Come mantenere le persone al caldo nelle zone umide
Parliamo dei vestitori e delle aree destinate alla pulizia industriale. Sono davvero un incubo per quanto riguarda il riscaldamento: c’è vapore ovunque, l’acqua schizza da tutte le parti, e le persone sono solitamente mezzo nude e infreddolite. Non si può semplicemente installare un normale riscaldatore in questi ambienti, sperando che funzioni.
Ecco perché preferiamo utilizzare riscaldatori a infrarossi con classe di protezione IP55.
Il trucco sta nel fatto che la maggior parte dei riscaldatori cerca di riscaldare l’aria. In ambienti umidi, questo rappresenta uno spreco di denaro.
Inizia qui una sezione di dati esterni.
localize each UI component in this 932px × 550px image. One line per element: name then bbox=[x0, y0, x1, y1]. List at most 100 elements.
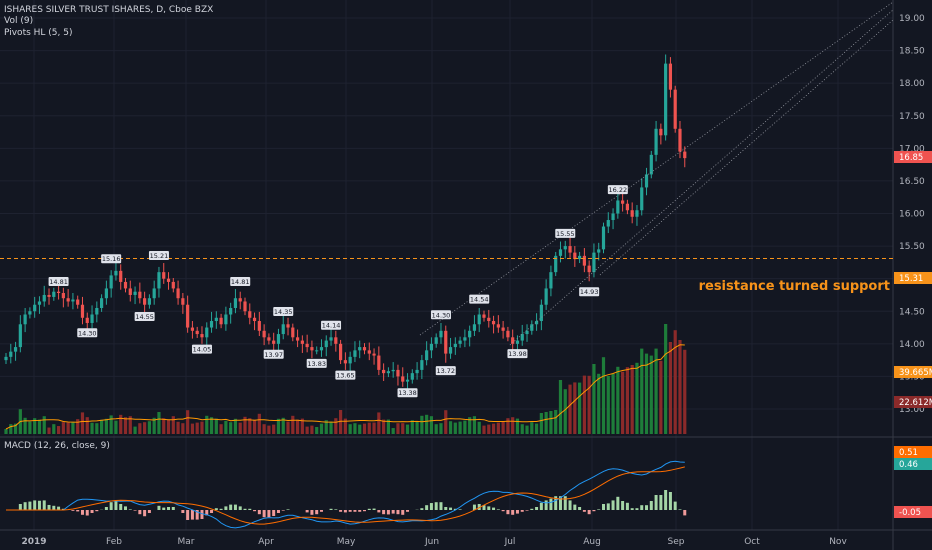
candle-body bbox=[329, 337, 333, 341]
macd-histogram-bar bbox=[501, 510, 505, 512]
candle-body bbox=[195, 330, 199, 335]
pivot-label-box bbox=[273, 307, 294, 317]
candle-body bbox=[76, 299, 80, 305]
macd-histogram-bar bbox=[276, 510, 280, 513]
volume-ma-tag: 22.612M bbox=[899, 398, 932, 408]
candle-body bbox=[238, 298, 242, 302]
candle-body bbox=[625, 203, 629, 211]
volume-bar bbox=[138, 423, 142, 434]
pivot-label: 13.83 bbox=[307, 360, 326, 368]
macd-histogram-bar bbox=[630, 508, 634, 510]
volume-bar bbox=[396, 423, 400, 434]
trendline-lower bbox=[509, 9, 894, 346]
volume-bar bbox=[276, 418, 281, 434]
macd-histogram-bar bbox=[472, 504, 476, 510]
volume-bar bbox=[587, 375, 591, 434]
macd-histogram-bar bbox=[267, 510, 271, 518]
macd-histogram-bar bbox=[171, 507, 175, 510]
volume-bar bbox=[4, 429, 8, 434]
candle-body bbox=[630, 210, 634, 217]
candle-body bbox=[372, 353, 376, 356]
macd-histogram-bar bbox=[181, 510, 185, 513]
candle-body bbox=[286, 324, 290, 328]
macd-histogram-bar bbox=[396, 510, 400, 515]
symbol-legend[interactable]: ISHARES SILVER TRUST ISHARES, D, Cboe BZ… bbox=[4, 5, 214, 15]
volume-bar bbox=[219, 424, 223, 434]
volume-bar bbox=[95, 423, 99, 434]
candle-body bbox=[501, 327, 505, 331]
macd-histogram-bar bbox=[530, 508, 534, 510]
candle-body bbox=[85, 317, 89, 323]
volume-bar bbox=[405, 424, 410, 434]
volume-bar bbox=[415, 421, 419, 434]
candle-body bbox=[291, 327, 295, 338]
candle-body bbox=[100, 298, 104, 308]
volume-bar bbox=[558, 380, 563, 434]
volume-bar bbox=[525, 425, 529, 434]
volume-bar bbox=[152, 417, 156, 434]
candle-body bbox=[209, 321, 214, 328]
macd-histogram-bar bbox=[515, 510, 519, 514]
candle-body bbox=[114, 270, 118, 276]
volume-bar bbox=[683, 349, 687, 434]
macd-histogram-bar bbox=[343, 510, 347, 513]
macd-histogram-bar bbox=[611, 500, 615, 510]
pivot-label: 14.93 bbox=[580, 288, 599, 296]
macd-histogram-bar bbox=[119, 504, 123, 510]
volume-bar bbox=[305, 426, 309, 434]
candle-body bbox=[123, 281, 128, 289]
candle-body bbox=[334, 337, 338, 344]
volume-bar bbox=[568, 384, 572, 434]
macd-histogram-bar bbox=[52, 505, 56, 510]
candle-body bbox=[143, 298, 147, 305]
trendline-upper bbox=[419, 1, 894, 336]
candle-body bbox=[664, 63, 668, 136]
macd-legend[interactable]: MACD (12, 26, close, 9) bbox=[4, 441, 110, 451]
volume-bar bbox=[47, 427, 51, 434]
signal-line bbox=[6, 466, 685, 525]
volume-bar bbox=[291, 415, 295, 434]
volume-bar bbox=[444, 410, 448, 434]
volume-bar bbox=[300, 418, 304, 434]
candle-body bbox=[396, 369, 400, 377]
resistance-price-tag-bg bbox=[894, 272, 932, 284]
macd-histogram-bar bbox=[640, 505, 644, 510]
candle-body bbox=[386, 371, 390, 374]
pivot-label-box bbox=[191, 344, 212, 354]
candle-body bbox=[71, 299, 75, 302]
candle-body bbox=[463, 337, 467, 341]
macd-line-tag-bg bbox=[894, 458, 932, 470]
volume-legend[interactable]: Vol (9) bbox=[4, 16, 34, 26]
candle-body bbox=[616, 200, 620, 214]
macd-histogram-bar bbox=[616, 496, 620, 510]
candle-body bbox=[353, 350, 357, 357]
x-tick-label: Oct bbox=[744, 537, 760, 547]
candle-body bbox=[200, 334, 204, 338]
volume-bar bbox=[186, 410, 190, 434]
candle-body bbox=[295, 337, 300, 341]
x-tick-label: Jun bbox=[424, 537, 439, 547]
macd-histogram-bar bbox=[224, 506, 228, 510]
macd-histogram-bar bbox=[319, 510, 323, 512]
candle-body bbox=[511, 337, 515, 344]
volume-bar bbox=[401, 423, 405, 434]
macd-histogram-bar bbox=[162, 507, 166, 510]
pivots-legend[interactable]: Pivots HL (5, 5) bbox=[4, 28, 73, 38]
volume-bar bbox=[171, 416, 175, 434]
candle-body bbox=[267, 337, 271, 341]
y-tick-label: 14.00 bbox=[899, 340, 925, 350]
y-tick-label: 19.00 bbox=[899, 14, 925, 24]
x-tick-label: Aug bbox=[583, 537, 601, 547]
volume-bar bbox=[635, 362, 639, 434]
candle-body bbox=[52, 291, 56, 297]
volume-bar bbox=[592, 364, 596, 434]
macd-histogram-bar bbox=[587, 510, 591, 515]
candle-body bbox=[439, 330, 443, 338]
macd-pane bbox=[6, 460, 687, 529]
x-tick-label: 2019 bbox=[21, 537, 46, 547]
macd-histogram-bar bbox=[496, 509, 500, 510]
volume-bar bbox=[621, 371, 625, 434]
macd-histogram-bar bbox=[539, 502, 543, 510]
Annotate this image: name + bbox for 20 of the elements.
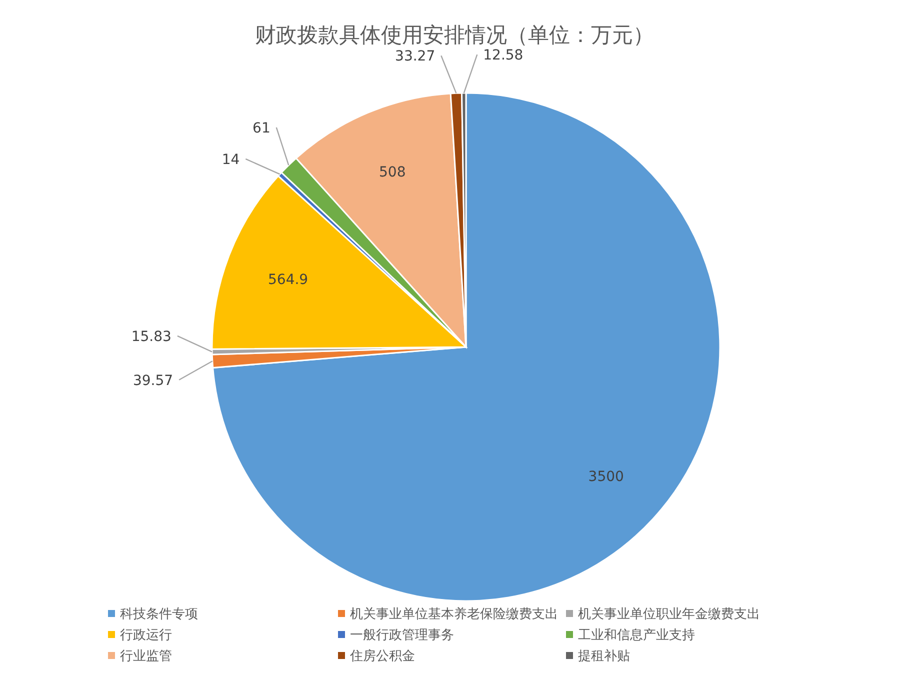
data-label: 3500 [588, 469, 624, 486]
data-label: 61 [252, 120, 270, 136]
legend-label: 行政运行 [120, 628, 172, 643]
data-label: 39.57 [132, 372, 174, 389]
legend-label: 行业监管 [120, 649, 172, 664]
data-label: 15.83 [131, 328, 172, 345]
legend-label: 科技条件专项 [120, 607, 198, 622]
pie-slice [212, 92, 721, 602]
legend-label: 一般行政管理事务 [350, 628, 454, 643]
data-label: 12.58 [483, 48, 524, 64]
data-label: 508 [379, 164, 406, 180]
legend-label: 住房公积金 [349, 648, 415, 664]
chart-title: 财政拨款具体使用安排情况（单位：万元） [255, 23, 654, 47]
legend-label: 提租补贴 [578, 649, 630, 664]
data-label: 33.27 [395, 48, 436, 65]
legend-label: 机关事业单位职业年金缴费支出 [578, 607, 760, 622]
legend-label: 机关事业单位基本养老保险缴费支出 [350, 606, 558, 622]
data-label: 14 [222, 152, 240, 168]
data-label: 564.9 [268, 272, 308, 288]
legend-label: 工业和信息产业支持 [578, 628, 695, 643]
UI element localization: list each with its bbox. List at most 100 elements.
I riscaldatori a infrarossi, invece, inviano calore direttamente sulla pelle delle persone, riscaldandola immediatamente. È come trovarsi sotto i raggi del sole in una giornata fredda.
Cosa significa “IP55”?
Sul foglio tecnico troverete indicato “IP55”. In parole semplici, significa che il dispositivo è progettato per resistere alle condizioni difficili. Il primo “5” indica che il dispositivo è protetto dalla polvere; il secondo “5” indica che può resistere agli spruzzi d’acqua provenienti da qualsiasi angolazione. Noi ci assicuriamo che i cavi e le parti metalliche del dispositivo siano perfettamente sigillati. Se si tenta di risparmiare e si utilizza un riscaldatore non adatto, si rischiano cortocircuiti e corrosione. Si dovrà sostituire l’intero sistema in pochi mesi… Non è certo una soluzione ideale.
Calore istantaneo
Utilizziamo tecnologia a onde corte, perché permette un riscaldamento molto veloce. Le lampade raggiungono la temperatura desiderata in pochi secondi. Quando qualcuno si trova in un ambiente umido, non vuole aspettare venti minuti affinché la temperatura aumenti. Vuole sentire caldo subito. Questo permette di ottenere un riscaldamento immediato proprio dove ne c’è bisogno.
Alcune cose da considerare
Non basta semplicemente installare questi dispositivi sul soffitto e lasciarli lì. La posizione è fondamentale. Se li si monta troppo in basso, si potrebbero scottare le persone. Troppo in alto? Il calore non arriverà nemmeno a terra. Bisogna trovare il punto giusto.
E, per amor del cielo, non lasciateli accesi 24/7. Utilizzate un sensore di movimento o un timer. Se i dispositivi rimangono accesi tutto il giorno, si consumerà troppa energia e le lampade si danneggeranno molto presto.
Un ultimo consiglio: assegnate loro un circuito elettrico dedicato. Non cercate di collegarli a un vecchio quadro elettrico, a meno che non vi piaccia sentire i breaker spegnersi continuamente.